What you say about the challenges facing our fictions - is true, of course. Glimmer of hope though; I read that Maik Nwosu was in Nigeria recently to discuss with publishers with a view to reissuing his well-regarded novels. I looked everywhere for 'Invisible Chapters' in Naija recently, without success. I was lucky though, to find Nwosu's 'Alpha Song'.

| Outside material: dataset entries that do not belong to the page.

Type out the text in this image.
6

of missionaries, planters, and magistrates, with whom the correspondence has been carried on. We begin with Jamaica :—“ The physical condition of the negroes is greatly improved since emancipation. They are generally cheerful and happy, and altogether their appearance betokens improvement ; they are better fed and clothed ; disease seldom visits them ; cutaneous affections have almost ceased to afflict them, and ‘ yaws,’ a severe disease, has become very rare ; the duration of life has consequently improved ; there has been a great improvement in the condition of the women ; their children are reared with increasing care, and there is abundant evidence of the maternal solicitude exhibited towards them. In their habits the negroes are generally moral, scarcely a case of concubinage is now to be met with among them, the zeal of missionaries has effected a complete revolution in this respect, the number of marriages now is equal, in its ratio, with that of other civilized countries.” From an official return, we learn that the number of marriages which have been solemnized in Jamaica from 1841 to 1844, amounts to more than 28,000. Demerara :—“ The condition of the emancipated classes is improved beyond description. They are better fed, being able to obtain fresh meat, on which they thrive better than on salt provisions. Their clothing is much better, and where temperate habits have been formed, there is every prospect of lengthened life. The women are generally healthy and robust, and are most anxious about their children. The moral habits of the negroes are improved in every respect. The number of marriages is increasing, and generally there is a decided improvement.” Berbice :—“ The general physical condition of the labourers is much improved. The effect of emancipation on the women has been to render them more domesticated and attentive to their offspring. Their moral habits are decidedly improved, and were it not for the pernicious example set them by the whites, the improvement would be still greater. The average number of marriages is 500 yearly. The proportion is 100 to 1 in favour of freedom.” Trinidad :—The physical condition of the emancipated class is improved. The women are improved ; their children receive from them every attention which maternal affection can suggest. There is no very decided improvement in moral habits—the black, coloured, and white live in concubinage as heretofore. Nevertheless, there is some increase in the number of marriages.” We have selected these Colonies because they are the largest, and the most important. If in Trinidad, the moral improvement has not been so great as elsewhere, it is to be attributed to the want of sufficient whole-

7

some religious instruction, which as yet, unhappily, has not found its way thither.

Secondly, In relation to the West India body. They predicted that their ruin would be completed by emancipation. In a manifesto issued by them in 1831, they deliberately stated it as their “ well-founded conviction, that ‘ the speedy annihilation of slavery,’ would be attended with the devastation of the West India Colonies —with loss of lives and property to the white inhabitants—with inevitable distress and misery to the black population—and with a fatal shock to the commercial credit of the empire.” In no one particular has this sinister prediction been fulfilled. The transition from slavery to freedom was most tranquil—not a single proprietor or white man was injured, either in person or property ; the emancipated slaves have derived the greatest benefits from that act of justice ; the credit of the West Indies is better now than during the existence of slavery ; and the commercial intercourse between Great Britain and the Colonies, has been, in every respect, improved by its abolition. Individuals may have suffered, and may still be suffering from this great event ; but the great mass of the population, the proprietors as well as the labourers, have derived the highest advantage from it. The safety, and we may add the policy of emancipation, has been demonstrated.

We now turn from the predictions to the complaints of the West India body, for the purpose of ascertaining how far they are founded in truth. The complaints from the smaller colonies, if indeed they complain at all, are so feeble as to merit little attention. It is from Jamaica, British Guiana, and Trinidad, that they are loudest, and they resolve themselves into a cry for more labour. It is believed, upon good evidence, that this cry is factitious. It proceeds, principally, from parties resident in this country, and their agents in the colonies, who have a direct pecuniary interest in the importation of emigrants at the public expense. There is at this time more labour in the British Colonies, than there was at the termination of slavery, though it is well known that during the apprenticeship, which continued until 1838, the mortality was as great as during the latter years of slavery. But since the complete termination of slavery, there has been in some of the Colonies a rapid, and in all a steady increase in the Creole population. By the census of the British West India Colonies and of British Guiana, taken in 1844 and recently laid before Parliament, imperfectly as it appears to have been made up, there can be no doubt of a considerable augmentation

As for Akin Adesokan... he's the biz! His is definitely a space to watch.

Luv ur blug,
mw

sokari said...

Just read Farafina's "best of"...for 2005. I notice that they have selected "Out of the shadows" by Kayode Fayemi in the "Best produced Books" (whatever produced means) talk about sitting with the status quo / don't rock the boat/old boys club! very disappointing.. maybe I will have to post on this as even writing this comment is winding me up I am so disgusted. Will anything remotely progressive ever come out of Nigeria?
By the way there are a number of bookshops in London such as New Beacon Books and Al Saqi Bookshop both of whom sell online and funnily enough I found a whole collection of books by African authors in the English book shop in Nicosia Cyprus of all places, unfortunately I cant find their business card.

Nneka's World said...

To be honest with you, i dont have a particular genre of books i read. Anything goes for me, as long as its interesting! I recommend you pick up Memoirs of a geisha, very good read and i think they made a movie of the book.
African Writers i must say i have read a few, like purple hibiscus and graceland and a few others i cant really recall.
Anyway i would check my local library for more books.

Boy shorts look like this: http://www.emporiolingerie.co.uk/category.php?CID=19&Ordered=Ordered&ThisPage=2, just

afrofunkycool said...

For those who live and work in Nigeria some newspapers like the vanguard make it a habit of reproducing books in serial form. I think newswatch does this as well in the magazine market.
i was exposed to Nurrudinn farah through their serialisation of his book maps.
I dont know if the Guardian will ever reach the heights they once scaled but it was a joy then to read publications like the African guardian and Lagos life edited by Sunmi smart cole which featured short stories and some incredible photography.